[llvm] e8f6b0e - AMDGPU/GlobalISel: Fix splitting 64-bit extensions
Matt Arsenault via llvm-commits
llvm-commits at lists.llvm.org
Wed May 20 08:13:41 PDT 2020
Author: Matt Arsenault
Date: 2020-05-20T11:13:32-04:00
New Revision: e8f6b0e583cbf97a08c26b2219faaa5e433a67ab
URL: https://github.com/llvm/llvm-project/commit/e8f6b0e583cbf97a08c26b2219faaa5e433a67ab
DIFF: https://github.com/llvm/llvm-project/commit/e8f6b0e583cbf97a08c26b2219faaa5e433a67ab.diff
LOG: AMDGPU/GlobalISel: Fix splitting 64-bit extensions
This was replicating the low bits into the high bits for G_ZEXT,
rather than using 0.
Added:
Modified:
llvm/lib/Target/AMDGPU/AMDGPURegisterBankInfo.cpp
llvm/test/CodeGen/AMDGPU/GlobalISel/regbankselect-anyext.mir
llvm/test/CodeGen/AMDGPU/GlobalISel/regbankselect-zext.mir
Removed:
################################################################################
diff --git a/llvm/lib/Target/AMDGPU/AMDGPURegisterBankInfo.cpp b/llvm/lib/Target/AMDGPU/AMDGPURegisterBankInfo.cpp
index 18ec745cb9a0..1cfc7ccc6cb7 100644
--- a/llvm/lib/Target/AMDGPU/AMDGPURegisterBankInfo.cpp
+++ b/llvm/lib/Target/AMDGPU/AMDGPURegisterBankInfo.cpp
@@ -1778,6 +1778,34 @@ static void reinsertVectorIndexAdd(MachineIRBuilder &B,
IdxUseInstr.getOperand(OpIdx).setReg(Add.getReg(0));
}
+/// Implement extending a 32-bit value to a 64-bit value. \p Lo32Reg is the
+/// original 32-bit source value (to be inserted in the low part of the combined
+/// 64-bit result), and \p Hi32Reg is the high half of the combined 64-bit
+/// value.
+static void extendLow32IntoHigh32(MachineIRBuilder &B,
+ Register Hi32Reg, Register Lo32Reg,
+ unsigned ExtOpc,
+ const RegisterBank &RegBank,
+ bool IsBooleanSrc = false) {
+ if (ExtOpc == AMDGPU::G_ZEXT) {
+ B.buildConstant(Hi32Reg, 0);
+ } else if (ExtOpc == AMDGPU::G_SEXT) {
+ if (IsBooleanSrc) {
+ // If we know the original source was an s1, the high half is the same as
+ // the low.
+ B.buildCopy(Hi32Reg, Lo32Reg);
+ } else {
+ // Replicate sign bit from 32-bit extended part.
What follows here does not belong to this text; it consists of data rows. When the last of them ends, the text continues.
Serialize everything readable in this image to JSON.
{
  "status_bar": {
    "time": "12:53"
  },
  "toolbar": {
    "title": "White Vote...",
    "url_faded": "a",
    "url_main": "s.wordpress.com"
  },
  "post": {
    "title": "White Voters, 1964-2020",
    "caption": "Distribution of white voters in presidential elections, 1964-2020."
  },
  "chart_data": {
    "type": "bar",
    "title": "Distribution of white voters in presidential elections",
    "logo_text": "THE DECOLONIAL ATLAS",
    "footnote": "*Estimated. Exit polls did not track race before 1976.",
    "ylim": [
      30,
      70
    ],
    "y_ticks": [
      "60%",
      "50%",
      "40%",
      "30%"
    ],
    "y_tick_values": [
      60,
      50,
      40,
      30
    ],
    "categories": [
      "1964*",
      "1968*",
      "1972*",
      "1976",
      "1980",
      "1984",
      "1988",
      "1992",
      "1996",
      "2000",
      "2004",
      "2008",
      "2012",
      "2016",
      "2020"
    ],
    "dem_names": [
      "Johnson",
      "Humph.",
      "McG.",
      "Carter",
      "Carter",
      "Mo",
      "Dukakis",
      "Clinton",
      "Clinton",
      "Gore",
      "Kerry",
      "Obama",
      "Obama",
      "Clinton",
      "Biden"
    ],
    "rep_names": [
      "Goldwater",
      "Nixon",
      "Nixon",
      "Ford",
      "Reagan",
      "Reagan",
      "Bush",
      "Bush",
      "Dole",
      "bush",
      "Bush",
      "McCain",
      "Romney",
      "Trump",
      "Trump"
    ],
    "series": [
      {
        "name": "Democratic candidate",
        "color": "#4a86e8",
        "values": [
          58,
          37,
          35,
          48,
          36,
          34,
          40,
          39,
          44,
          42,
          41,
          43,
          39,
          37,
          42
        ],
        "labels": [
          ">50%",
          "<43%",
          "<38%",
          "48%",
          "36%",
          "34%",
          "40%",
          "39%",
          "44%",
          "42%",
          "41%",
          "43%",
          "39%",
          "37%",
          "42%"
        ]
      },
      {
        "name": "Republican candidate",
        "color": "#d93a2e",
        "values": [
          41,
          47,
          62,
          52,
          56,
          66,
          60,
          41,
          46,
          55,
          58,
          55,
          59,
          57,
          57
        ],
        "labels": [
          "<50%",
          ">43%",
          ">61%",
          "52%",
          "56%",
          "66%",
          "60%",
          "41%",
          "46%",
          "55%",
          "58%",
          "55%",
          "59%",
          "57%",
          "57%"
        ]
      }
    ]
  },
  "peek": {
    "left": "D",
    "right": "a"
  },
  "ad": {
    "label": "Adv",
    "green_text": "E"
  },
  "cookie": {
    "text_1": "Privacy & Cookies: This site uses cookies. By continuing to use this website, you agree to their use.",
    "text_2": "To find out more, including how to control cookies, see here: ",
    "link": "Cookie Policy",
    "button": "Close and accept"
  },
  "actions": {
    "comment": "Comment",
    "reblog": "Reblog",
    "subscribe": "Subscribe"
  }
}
+ auto ShiftAmt = B.buildConstant(LLT::scalar(32), 31);
+ B.getMRI()->setRegBank(ShiftAmt.getReg(0), RegBank);
+ B.buildAShr(Hi32Reg, Lo32Reg, ShiftAmt);
+ }
+ } else {
+ assert(ExtOpc == AMDGPU::G_ANYEXT && "not an integer extension");
+ B.buildUndef(Hi32Reg);
+ }
+}
+
void AMDGPURegisterBankInfo::applyMappingImpl(
const OperandsMapper &OpdMapper) const {
MachineInstr &MI = OpdMapper.getMI();
@@ -2237,26 +2265,19 @@ void AMDGPURegisterBankInfo::applyMappingImpl(
// breakdowns supported.
DstTy.getSizeInBits() == 64 &&
SrcTy.getSizeInBits() <= 32) {
- const LLT S32 = LLT::scalar(32);
SmallVector<Register, 2> DefRegs(OpdMapper.getVRegs(0));
// Extend to 32-bit, and then extend the low half.
if (Signed) {
// TODO: Should really be buildSExtOrCopy
B.buildSExtOrTrunc(DefRegs[0], SrcReg);
-
- // Replicate sign bit from 32-bit extended part.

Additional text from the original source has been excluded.